Para a PF, Aécio Neves comprou apoio do Solidariedade por R$ 15 milhões, e empresários paulistas ajudaram com doações de campanha e caixa 2, por meio de notas frias. Outros partidos também teriam sido beneficiados.

Aécio, Paulinho, Agripino, Benito Gama, Cristiane e Anastasia negaram irregularidades, por meio de notas enviadas à imprensa no começo da tarde.

Em nota, o advogado do senador Aécio Neves, Alberto Zacharias Toron, afirma que seu cliente "sempre esteve à disposição para prestar esclarecimentos e apresentar todos os documentos que se fizessem necessários às investigações, bastando para isso o contato com seus advogados”.

“O inquérito policial baseia-se nas delações de executivos da JBS que tentam transformar as doações feitas a campanhas do PSDB, e devidamente registradas na Justiça Eleitoral, em algo ilícito para, convenientemente, tentar manter os generosos benefícios de seus acordos de colaboração.
A correta e isenta investigação vai apontar a verdade é a legalidade das doações feitas", conclui a nota assinada por Alberto Zacharias Toron.


Propina de R$ 110 milhões

Os executivos do grupo J&F relataram ao Ministério Público o repasse de propina de quase R$ 110 milhões ao senador Aécio Neves, conforme decisão do STF que autorizou a operação desta terça (11).
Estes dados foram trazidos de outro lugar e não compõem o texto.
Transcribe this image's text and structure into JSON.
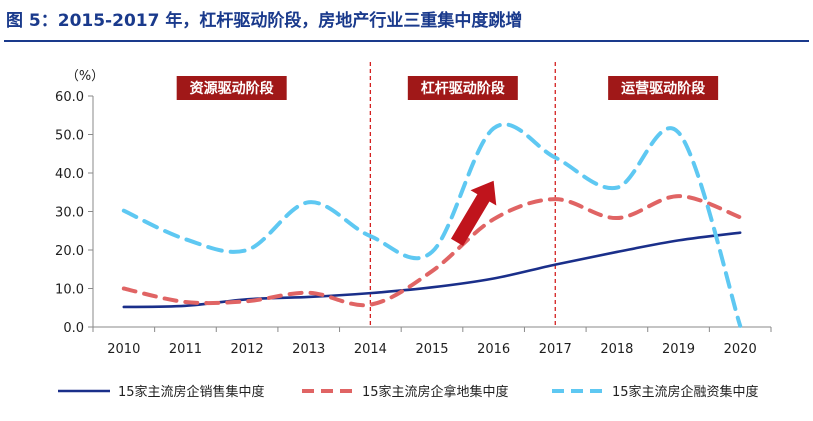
{
  "figure": {
    "title": "图 5：2015-2017 年，杠杆驱动阶段，房地产行业三重集中度跳增"
  },
  "chart_data": {
    "type": "line",
    "title": "图 5：2015-2017 年，杠杆驱动阶段，房地产行业三重集中度跳增",
    "ylabel": "（%）",
    "xlabel": "",
    "x": [
      "2010",
      "2011",
      "2012",
      "2013",
      "2014",
      "2015",
      "2016",
      "2017",
      "2018",
      "2019",
      "2020"
    ],
    "ylim": [
      0,
      60
    ],
    "yticks": [
      "0.0",
      "10.0",
      "20.0",
      "30.0",
      "40.0",
      "50.0",
      "60.0"
    ],
    "series": [
      {
        "name": "15家主流房企销售集中度",
        "style": "solid",
        "color": "#1a2f8a",
        "values": [
          5.2,
          5.5,
          7.2,
          7.8,
          8.8,
          10.3,
          12.6,
          16.2,
          19.5,
          22.5,
          24.5
        ]
      },
      {
        "name": "15家主流房企拿地集中度",
        "style": "dashed",
        "color": "#e06464",
        "values": [
          10.0,
          6.5,
          6.7,
          8.9,
          5.8,
          14.5,
          28.0,
          33.2,
          28.3,
          34.0,
          28.5
        ]
      },
      {
        "name": "15家主流房企融资集中度",
        "style": "dashed",
        "color": "#5ec8f2",
        "values": [
          30.2,
          22.8,
          20.0,
          32.4,
          23.6,
          19.5,
          51.6,
          44.0,
          36.2,
          50.5,
          0.3
        ]
      }
    ],
    "phases": [
      {
        "label": "资源驱动阶段",
        "color": "#a01818"
      },
      {
        "label": "杠杆驱动阶段",
        "color": "#a01818"
      },
      {
        "label": "运营驱动阶段",
        "color": "#a01818"
      }
    ],
    "dividers": [
      "2014",
      "2017"
    ],
    "divider_color": "#d42020",
    "annotation_arrow": {
      "from": [
        "2015",
        22
      ],
      "to": [
        "2016.2",
        38
      ],
      "color": "#c0141c"
    },
    "legend_position": "bottom"
  }
}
Suspeita-se que os valores eram recebidos por meio da simulação de serviços que não eram efetivamente prestados e para os quais eram emitidas notas fiscais frias.
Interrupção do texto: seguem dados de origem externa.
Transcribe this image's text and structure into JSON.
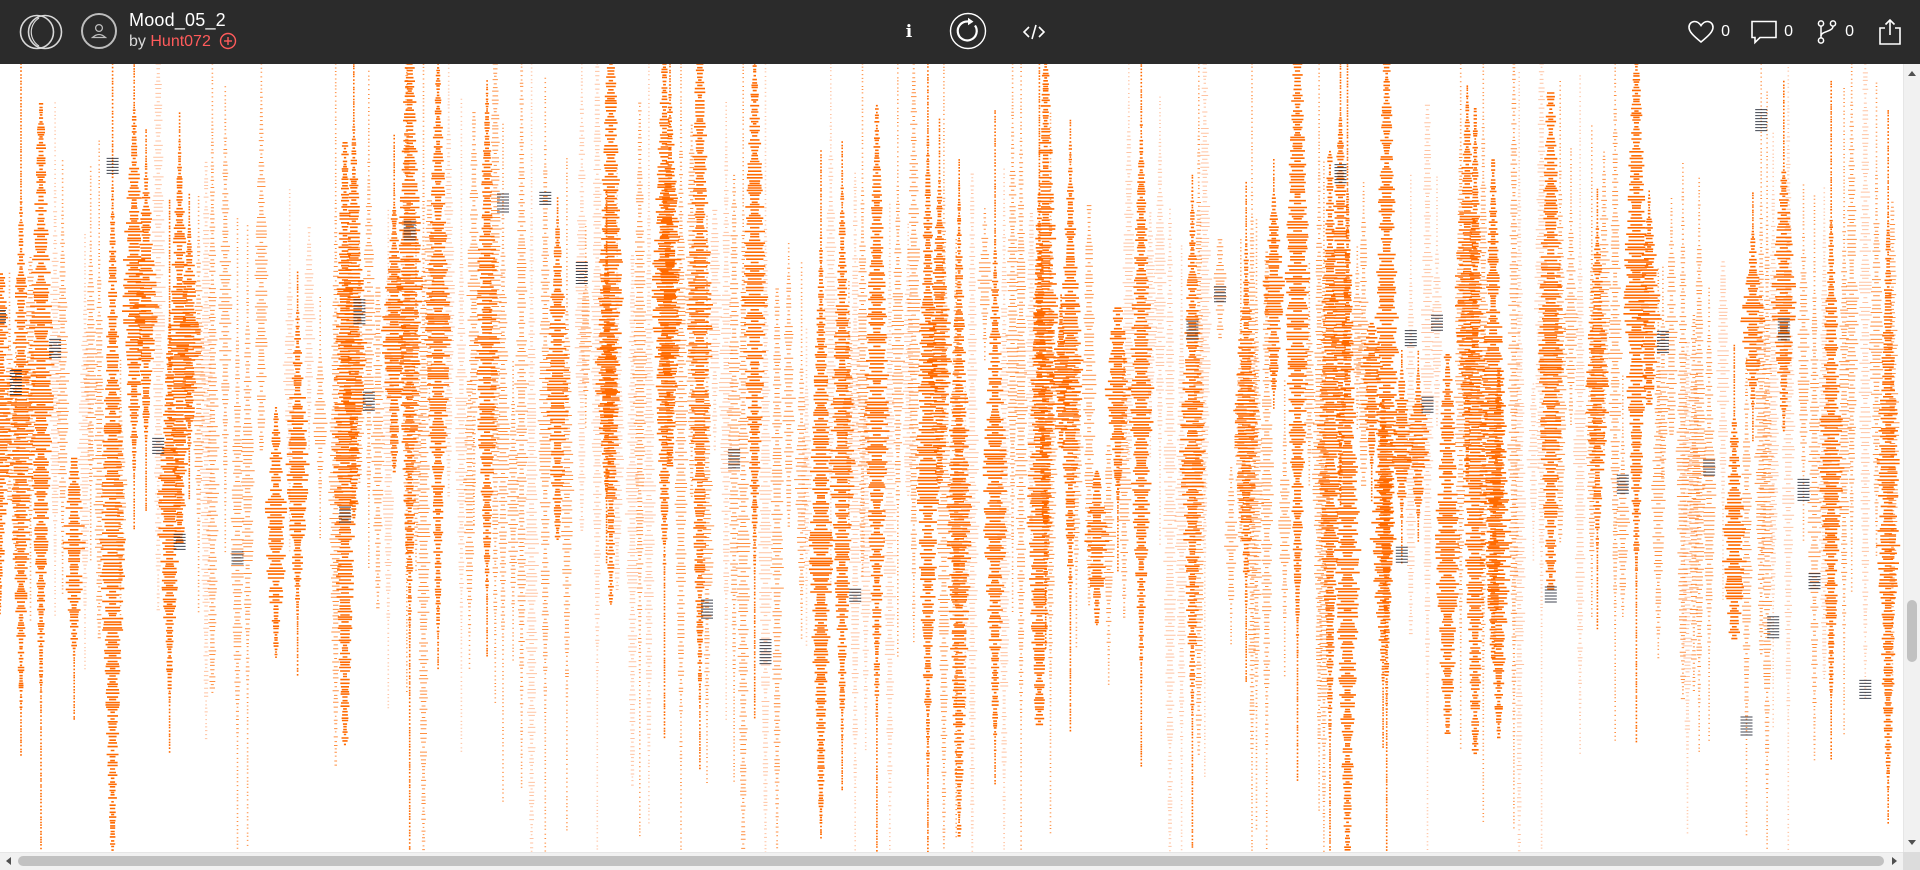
{
  "header": {
    "sketch_title": "Mood_05_2",
    "by_label": "by",
    "author": "Hunt072"
  },
  "toolbar": {
    "info_label": "i"
  },
  "stats": {
    "likes": "0",
    "comments": "0",
    "forks": "0"
  },
  "icons": {
    "logo": "openprocessing-logo-icon",
    "avatar": "user-avatar-icon",
    "follow": "plus-circle-icon",
    "info": "info-icon",
    "restart": "restart-icon",
    "code": "code-icon",
    "likes": "heart-icon",
    "comments": "comment-icon",
    "forks": "fork-icon",
    "share": "share-icon"
  },
  "colors": {
    "topbar_bg": "#2b2b2b",
    "author_link": "#ff5b5b",
    "stroke_primary": "#ff6a00",
    "stroke_light": "#ffb38a",
    "stroke_dark": "#1e2433",
    "canvas_bg": "#ffffff"
  },
  "canvas": {
    "description_tag": "generative-art-canvas"
  }
}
Segundo a delação dos executivos, Aécio pediu ao grupo o repasse de dinheiro a vários partidos que poderiam fazer parte da coligação na disputa presidencial. Os executivos da J&F montaram um documento chamado "Planilhão de Doações de 2014", no qual reuniram todos os pagamentos feitos a pedido do senador do PSDB.

Cada um deles era marcado com uma cor: azul para aqueles feitos com notas frias, amarelo para repasses em espécie e branco para os "viabilizados mediante lavagem de dinheiro nas doações oficiais".
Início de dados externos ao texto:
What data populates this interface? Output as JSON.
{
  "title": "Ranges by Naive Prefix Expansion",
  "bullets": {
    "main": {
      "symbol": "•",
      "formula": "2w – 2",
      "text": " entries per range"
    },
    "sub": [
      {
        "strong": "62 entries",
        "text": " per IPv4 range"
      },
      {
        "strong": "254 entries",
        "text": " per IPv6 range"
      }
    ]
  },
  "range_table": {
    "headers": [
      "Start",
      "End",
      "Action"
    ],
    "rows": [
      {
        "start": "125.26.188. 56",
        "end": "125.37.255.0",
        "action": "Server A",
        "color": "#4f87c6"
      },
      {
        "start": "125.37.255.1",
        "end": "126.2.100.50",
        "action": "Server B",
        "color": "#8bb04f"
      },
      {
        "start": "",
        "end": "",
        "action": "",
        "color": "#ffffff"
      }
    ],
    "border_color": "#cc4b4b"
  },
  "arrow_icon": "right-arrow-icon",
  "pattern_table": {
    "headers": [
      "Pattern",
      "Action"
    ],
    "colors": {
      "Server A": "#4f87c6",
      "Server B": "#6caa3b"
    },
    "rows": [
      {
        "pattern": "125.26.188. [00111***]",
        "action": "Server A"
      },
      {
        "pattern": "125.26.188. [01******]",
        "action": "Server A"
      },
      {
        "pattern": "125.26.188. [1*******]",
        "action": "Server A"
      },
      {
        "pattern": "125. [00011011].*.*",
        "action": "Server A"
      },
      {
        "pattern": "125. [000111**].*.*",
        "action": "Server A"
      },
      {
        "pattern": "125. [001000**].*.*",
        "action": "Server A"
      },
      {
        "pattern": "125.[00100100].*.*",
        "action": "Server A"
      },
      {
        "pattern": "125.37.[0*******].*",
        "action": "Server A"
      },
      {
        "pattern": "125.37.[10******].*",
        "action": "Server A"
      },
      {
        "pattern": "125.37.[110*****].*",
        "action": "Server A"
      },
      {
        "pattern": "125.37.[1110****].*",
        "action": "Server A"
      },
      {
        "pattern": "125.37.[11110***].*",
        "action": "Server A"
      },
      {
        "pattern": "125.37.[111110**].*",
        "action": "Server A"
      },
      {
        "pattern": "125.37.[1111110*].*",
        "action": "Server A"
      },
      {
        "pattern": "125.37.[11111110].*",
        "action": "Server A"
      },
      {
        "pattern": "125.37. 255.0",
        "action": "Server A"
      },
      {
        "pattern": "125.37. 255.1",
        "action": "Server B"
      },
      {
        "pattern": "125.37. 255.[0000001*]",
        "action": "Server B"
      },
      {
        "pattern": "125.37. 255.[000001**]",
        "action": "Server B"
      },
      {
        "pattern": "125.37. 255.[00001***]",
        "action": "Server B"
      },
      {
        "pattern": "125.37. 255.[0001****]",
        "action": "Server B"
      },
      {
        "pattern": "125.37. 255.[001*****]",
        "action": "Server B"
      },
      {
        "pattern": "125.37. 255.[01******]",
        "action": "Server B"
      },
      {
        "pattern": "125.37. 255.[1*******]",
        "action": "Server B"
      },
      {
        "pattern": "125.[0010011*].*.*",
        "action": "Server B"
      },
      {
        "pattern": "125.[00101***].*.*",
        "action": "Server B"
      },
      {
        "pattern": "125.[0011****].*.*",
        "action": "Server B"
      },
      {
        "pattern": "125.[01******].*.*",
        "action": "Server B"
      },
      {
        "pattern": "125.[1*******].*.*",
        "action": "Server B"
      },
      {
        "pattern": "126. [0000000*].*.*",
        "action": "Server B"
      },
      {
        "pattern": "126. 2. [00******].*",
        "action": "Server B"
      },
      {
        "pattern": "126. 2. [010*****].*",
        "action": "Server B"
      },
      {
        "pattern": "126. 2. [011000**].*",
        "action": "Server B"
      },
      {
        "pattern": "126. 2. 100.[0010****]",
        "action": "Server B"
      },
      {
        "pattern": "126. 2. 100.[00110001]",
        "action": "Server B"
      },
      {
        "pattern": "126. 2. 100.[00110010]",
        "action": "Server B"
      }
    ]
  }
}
Joesley e Ricardo disseram que foram destinados R$ 64,6 milhões ao diretório e candidatos do PSDB. R$ 20 milhões teriam sido repassados ao PTB, mediante intermediação dos deputados Cristiane Brasil e Benedito da Gama Santos, além do tesoureiro do partido, Luiz Rondon. Ao Solidariedade, teriam sido repassados R$ 15 milhões, supostamente por intermédio de Paulinho da Força e Marcelo Lima Cavalcanti.

De acordo com os delatores, o grupo empresarial também pagou R$ 10,4 milhões aos partidos DEM, PTN, PSL, PTC, PSC, PSDC, PTdoB, PEN e PMN.

Outro destinatário de doação teria sido Antonio Anastasia, então candidato ao governo de Minas Gerais. Ele teria recebido R$ 2 milhões em 2014 a pedido de Aécio.

A contrapartida para os pagamentos, segundo o Ministério Público, seria o uso do mandato de Aécio Neves para beneficiar o grupo empresarial. Uma das formas seria a liberação de créditos do ICMS, pelo governo de Minas Gerais, em favor das empresas.